Stephen IX (X), Pope
STEPHEN IX (X), POPE
Pontificate: Aug. 3, 1057 (consecration, Rome) to March 29, 1058 (Florence); b. Frederick of Lorraine (father Duke Gozelo), he came to Rome in 1050 after the election of Pope Leo IX whose aims of church reform he supported. His brother, Godfrey III the Bearded, was Duke of Lorraine and, by marriage to Beatrice of Canossa, Duke of Tuscany. Frederick's noble birth and kinship with Leo IX marked him for high office. He studied at Liège, where he became a canon, then archdeacon of the chapter of the cathedral of Saint-Lambert. Leo nominated him chancellor and librarian of the Roman Church (before March 12, 1051), thus making him one of the leading papal advisers. Together with Cardinal-Bishop Humbert of Silva Candida and Archbishop Peter of Amalfi he was a member of the ill-fated legation to Constantinople in 1054 when the schism between the Latin and Greek Church became evident, but it is not known how much or even whether he contributed to the anti-Greek polemics current at that time. On account of the conflict between his brother Godfrey and Emperor Henry III he entered the abbey of montecassino upon his return where he was elected abbot (May 23, 1057) at the urging of humbert of silva candida and Hildebrand (later gregory vii). On June 14, Victor II made him cardinalpriest of St. Chrysogonus. Within two months Victor was dead and Frederick elected in his place. Prior approval of the Empire was not sought possibly because of the presence of Stephen's brother Godfrey and the minority of Emperor Henry IV, whose mother Agnes served as Empress-Regent. Although most historians have interpreted this event as a first step toward freeing the papacy of imperial control, it has been overemphasized, and it is safer to assume that the intention was primarily to avoid any interference by the Roman nobility and to secure the protection of Duke Godfrey and his troops for the papacy. Empress Agnes subsequently gave her approval to the election. As pope, Stephen continued the reform and centralization of the Church. He promoted Peter Damian and Humbert of Silva Candida to positions of authority and used Hildebrand on missions. Like Leo IX he tried to fight against Norman inroads in southern Italy and once again sought to settle the Eastern schism in 1058.

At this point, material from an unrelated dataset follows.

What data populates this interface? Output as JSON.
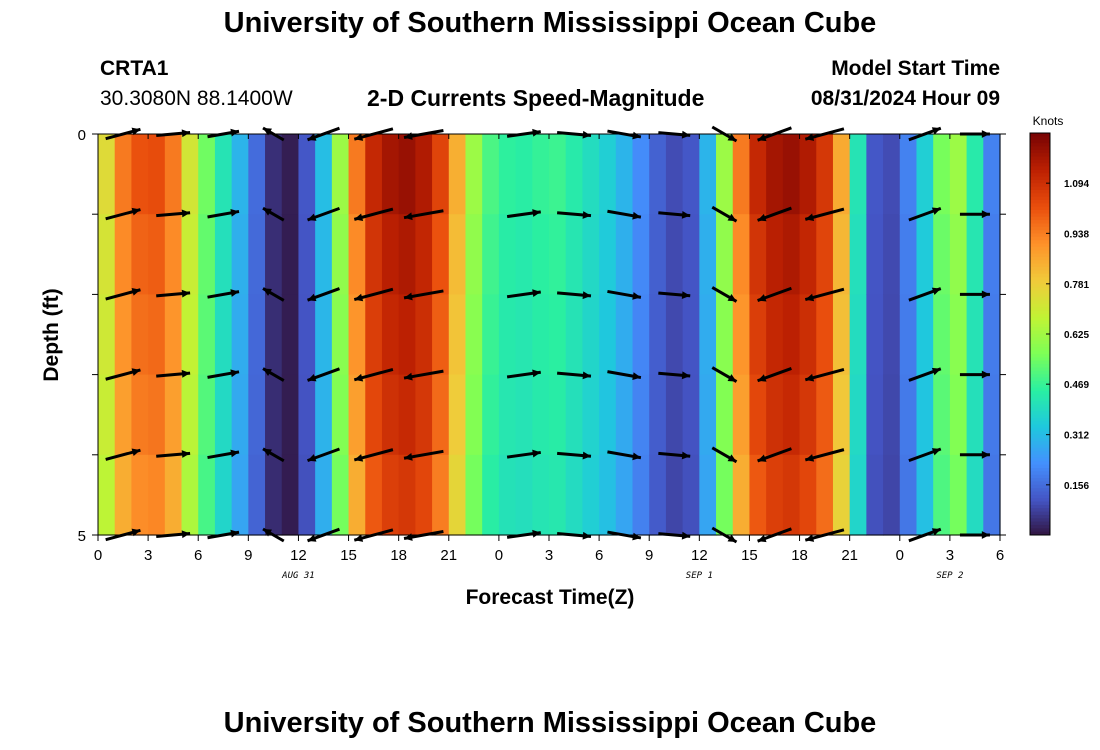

He died in Florence was buried in the Church of S. Reparata. Despite his brief pontificate he may be accounted with Leo IX and Nicholas II as one of the decisive personalities in the early stages of the gregorian reform.
Bibliography: g. despy, "La Carrière lotharingienne du pape Etienne IX," Revue belge de philologie et d'histoire 31 (1953) 955–972. e. goez, Beatrix von Canossa und Tuszien (Vorträge und Forschungen Sonderband 41) (Sigmaringen 1995). j. laudage, "Stephan IX," Lexikon der Päpste und des Papsttums (Freiburg-Basel-Vienna 2001) 375. w. peters, "Papst Stephan und die Lütticher Kirche," in Papstgeschichte und Landesgeschichte (Festschrift H. Jakobs, Cologne 1995) 157–176. r. schieffer, "Stephan IX," Lexikon des Mittelalters 8 (Munich-Zuirch 1996) 118. g. tellenbach, The Church in Western Europe from the Tenth to the Early Twelfth Century, translated by t. reuter (Cambridge, England 1993).